Burkhardt was a guest on The Season with Peter Schrager podcast this week and talked about the honor of getting the chance to be on the call for a Thanksgiving Day game.

“The whole job is big and we are doing big games every week. There were a couple on the calendar that I thought that it might hit me and be very, very cool. One of them was Dallas-Green Bay, which turned out to be epic a couple of weeks ago.

“The playoffs and the Super Bowl will be great, but Thanksgiving Day. Growing up in a football family, it was kind of eating around both games. Catch the early game, halftime, go throw the football in the street, eat the meal between games, then the Cowboys game comes on, you watch that. Maybe halftime you watch or maybe you throw the football again. Watch the rest of the game, you have dessert after the game. That was the day.

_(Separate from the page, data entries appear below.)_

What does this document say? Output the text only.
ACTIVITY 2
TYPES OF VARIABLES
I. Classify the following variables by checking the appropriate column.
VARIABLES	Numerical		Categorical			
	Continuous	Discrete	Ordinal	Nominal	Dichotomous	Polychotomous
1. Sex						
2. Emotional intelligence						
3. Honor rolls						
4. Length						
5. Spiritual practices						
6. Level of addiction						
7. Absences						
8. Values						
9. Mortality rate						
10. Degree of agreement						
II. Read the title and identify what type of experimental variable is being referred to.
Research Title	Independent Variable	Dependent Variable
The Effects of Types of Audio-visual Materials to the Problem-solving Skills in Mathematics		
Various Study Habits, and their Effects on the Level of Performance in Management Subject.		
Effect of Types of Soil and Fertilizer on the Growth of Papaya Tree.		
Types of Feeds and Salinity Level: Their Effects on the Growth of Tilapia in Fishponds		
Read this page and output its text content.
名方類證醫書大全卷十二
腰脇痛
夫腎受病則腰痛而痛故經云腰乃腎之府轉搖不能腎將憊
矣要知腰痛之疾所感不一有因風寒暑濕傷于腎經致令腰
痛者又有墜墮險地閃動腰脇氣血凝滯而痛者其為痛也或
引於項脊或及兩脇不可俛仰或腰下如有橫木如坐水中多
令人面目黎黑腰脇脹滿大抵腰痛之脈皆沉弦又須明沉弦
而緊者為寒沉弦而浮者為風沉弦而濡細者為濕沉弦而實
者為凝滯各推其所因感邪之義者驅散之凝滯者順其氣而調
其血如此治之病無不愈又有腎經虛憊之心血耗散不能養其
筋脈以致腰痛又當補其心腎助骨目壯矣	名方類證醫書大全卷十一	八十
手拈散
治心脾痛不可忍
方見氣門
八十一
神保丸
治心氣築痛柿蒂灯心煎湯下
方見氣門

“It is an honor because you are in a lot of people’s homes every week. I feel like you really are in people’s homes…. You are kind of like hugging everybody. I think it’s beyond awesome, I really do.”

Burkhardt mentioned to Schrager that he and Olsen knew they had big shoes to fill after taking over for Joe Buck and Troy Aikman (both now at ESPN) and it felt like walking in to a new job, but the A crew at FOX helped them and he liked that he and Olsen got to do it together.

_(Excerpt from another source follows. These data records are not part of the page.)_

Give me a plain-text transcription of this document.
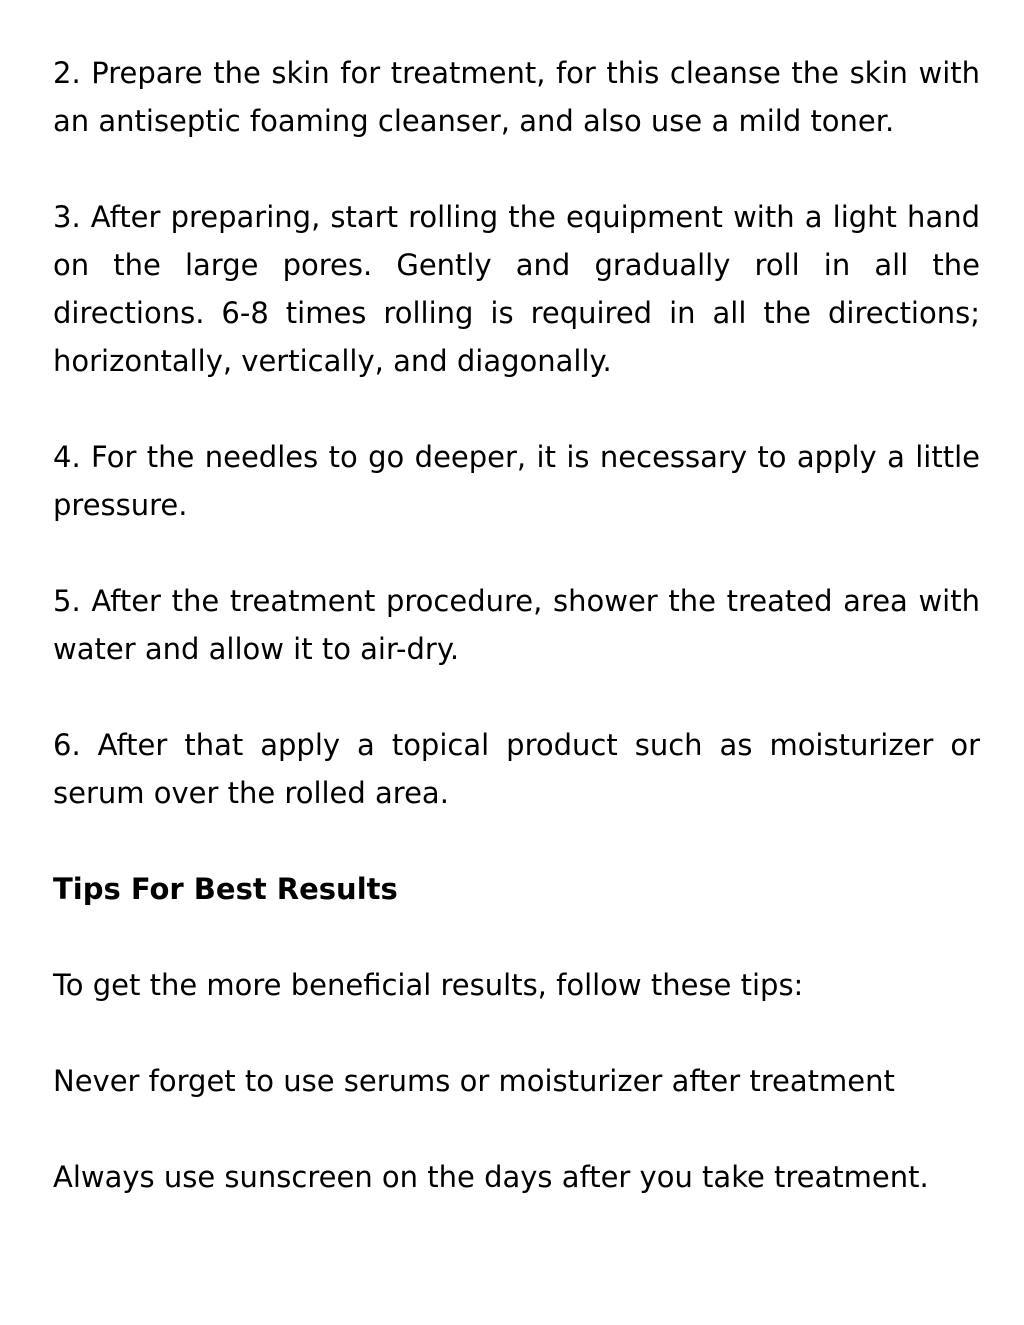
2. Prepare the skin for treatment, for this cleanse the skin with an antiseptic foaming cleanser, and also use a mild toner.

3. After preparing, start rolling the equipment with a light hand on the large pores. Gently and gradually roll in all the directions. 6-8 times rolling is required in all the directions; horizontally, vertically, and diagonally.

4. For the needles to go deeper, it is necessary to apply a little pressure.

5. After the treatment procedure, shower the treated area with water and allow it to air-dry.

6. After that apply a topical product such as moisturizer or serum over the rolled area.

Tips For Best Results

To get the more beneficial results, follow these tips:

Never forget to use serums or moisturizer after treatment

Always use sunscreen on the days after you take treatment.
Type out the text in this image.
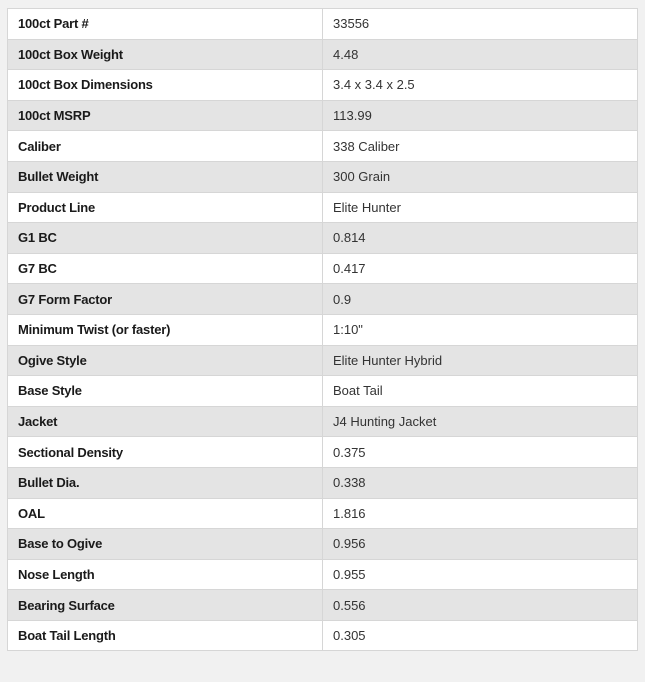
100ct Part #	33556
100ct Box Weight	4.48
100ct Box Dimensions	3.4 x 3.4 x 2.5
100ct MSRP	113.99
Caliber	338 Caliber
Bullet Weight	300 Grain
Product Line	Elite Hunter
G1 BC	0.814
G7 BC	0.417
G7 Form Factor	0.9
Minimum Twist (or faster)	1:10"
Ogive Style	Elite Hunter Hybrid
Base Style	Boat Tail
Jacket	J4 Hunting Jacket
Sectional Density	0.375
Bullet Dia.	0.338
OAL	1.816
Base to Ogive	0.956
Nose Length	0.955
Bearing Surface	0.556
Boat Tail Length	0.305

“It’s been awesome. It really has. When you go into a situation like this, Joe and Troy were there for 2 decades, that’s a long time. People have long-standing relationships. Even though I’ve been at FOX for 9 years and Greg was there last year, we are the new guys essentially.

“You walk in, you don’t know how they are going to react to you, what they are going to think of you, if they think you are any good and all that stuff. From Day 1, it was like welcome to the family, we love you. I know that sounds kind of cheesy, but it’s been awesome. It felt like we’ve just fit right in. I think there’s been some cool symmetry, the fact that Greg and I got to do it together because we have such a bond.

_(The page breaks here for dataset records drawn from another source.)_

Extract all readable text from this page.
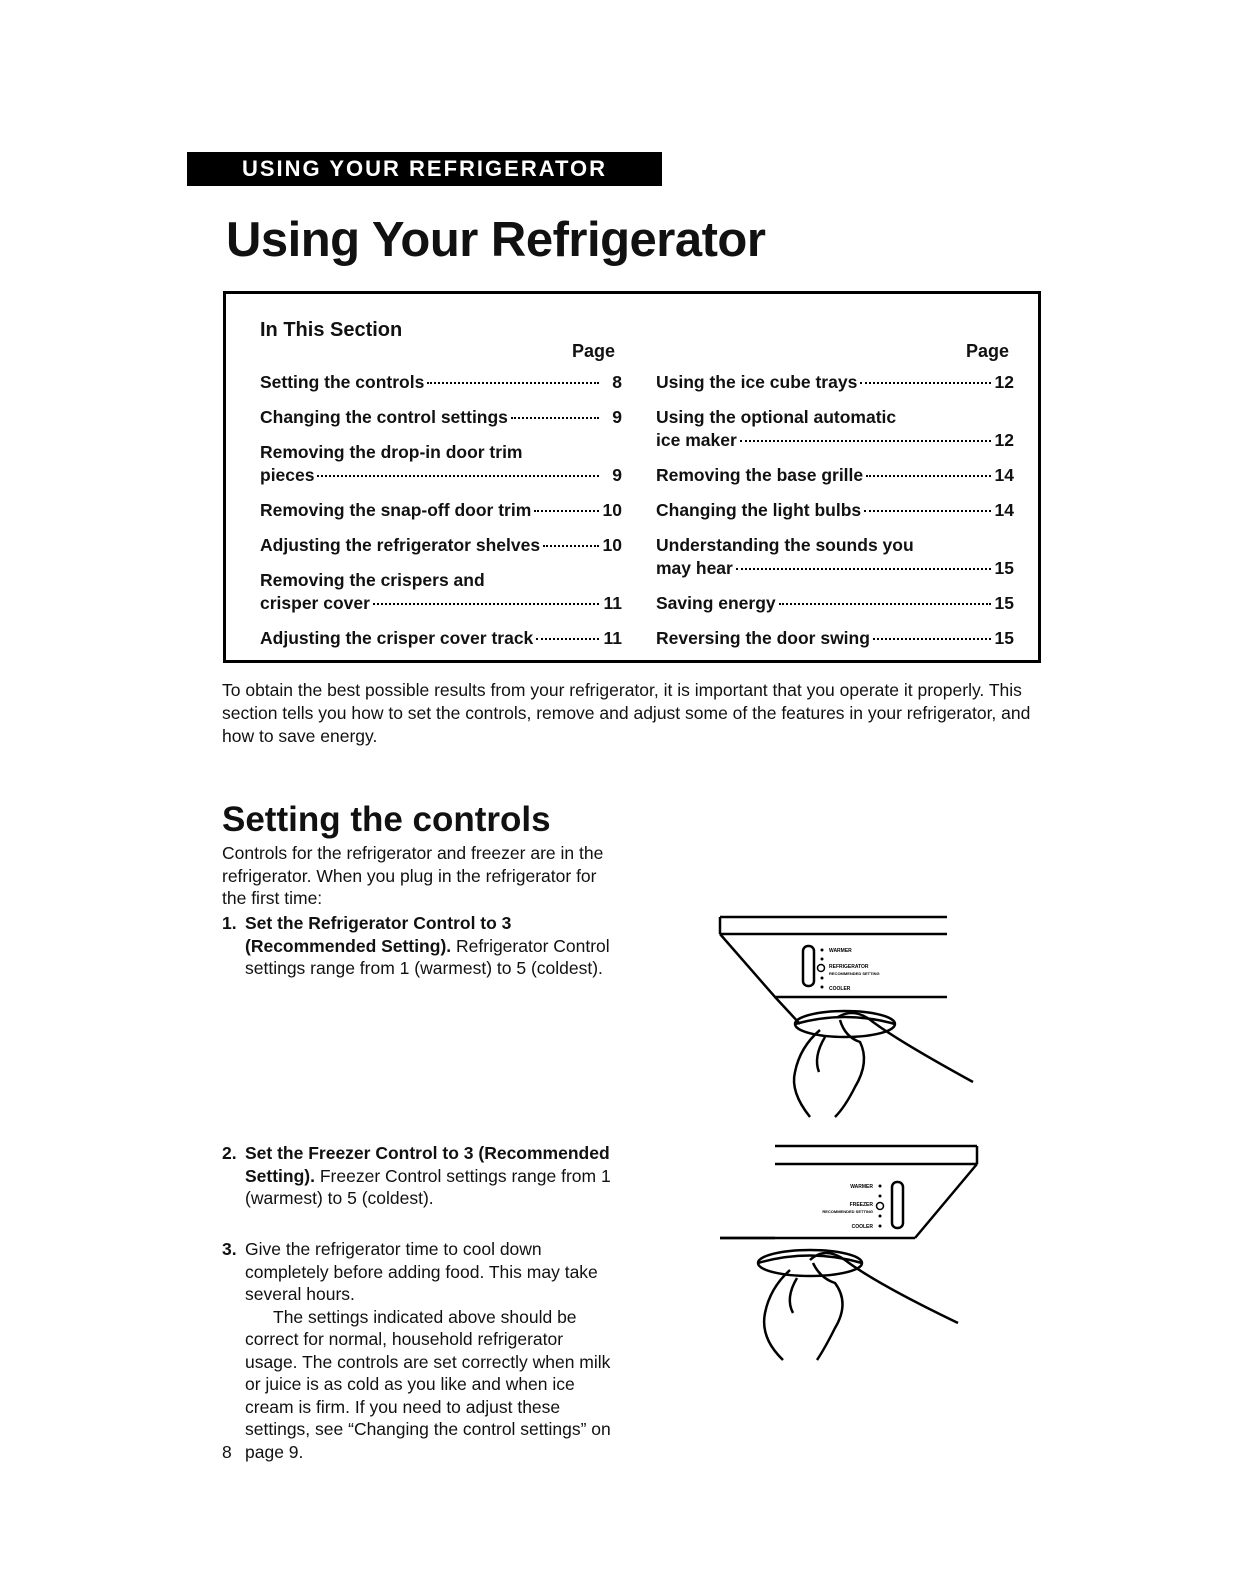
USING YOUR REFRIGERATOR
Using Your Refrigerator
In This Section
Page	Page
Setting the controls	8
Changing the control settings	9
Removing the drop-in door trim
pieces	9
Removing the snap-off door trim	10
Adjusting the refrigerator shelves	10
Removing the crispers and
crisper cover	11
Adjusting the crisper cover track	11
Using the ice cube trays	12
Using the optional automatic
ice maker	12
Removing the base grille	14
Changing the light bulbs	14
Understanding the sounds you
may hear	15
Saving energy	15
Reversing the door swing	15

To obtain the best possible results from your refrigerator, it is important that you operate it properly. This section tells you how to set the controls, remove and adjust some of the features in your refrigerator, and how to save energy.

Setting the controls

Controls for the refrigerator and freezer are in the refrigerator. When you plug in the refrigerator for the first time:

1. Set the Refrigerator Control to 3 (Recommended Setting). Refrigerator Control settings range from 1 (warmest) to 5 (coldest).
2. Set the Freezer Control to 3 (Recommended Setting). Freezer Control settings range from 1 (warmest) to 5 (coldest).
3. Give the refrigerator time to cool down completely before adding food. This may take several hours.
The settings indicated above should be correct for normal, household refrigerator usage. The controls are set correctly when milk or juice is as cold as you like and when ice cream is firm. If you need to adjust these settings, see “Changing the control settings” on page 9.
8
WARMER
REFRIGERATOR
RECOMMENDED SETTING
COOLER
WARMER
FREEZER
RECOMMENDED SETTING
COOLER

“The fact that we got to jump in together I think has kind of been fun and helped us both because he knows me really well and I know him really well. Then, it was just getting everyone else to know us and vice versa.”

The one thing that Burkhardt did have to adjust to was a different style of show and that each production team has different viewpoint and creativity.

“The crew I’ve been on my whole life with Pete Macheska and Artie Kempner, they do a different show than Z (Richie Zyontz) and Russo (Rich Russo) do it. It’s not good, bad, or indifferent. Everyone has different viewpoints and creativity. I think it was just getting used to each other in terms of that, but it’s felt like I’ve worked with them for 25 years. It’s felt seamless. It’s felt fun.”

Even though Burkhardt is now the lead NFL play-by-play voice for FOX, that doesn’t mean he is going to change how he does a game.

“I’m not going to change my style or who I am. I’m not saying I’m not open to critiques and wanting to get better and to get coached. The basis of what I do and how I do it, I’m not going to change that now because I’m on the A crew. They liked me enough to put me here, so I’m going to keep doing what I’m doing. Maybe tweaks here and there, but if I radically changed now, I’d be a moron.”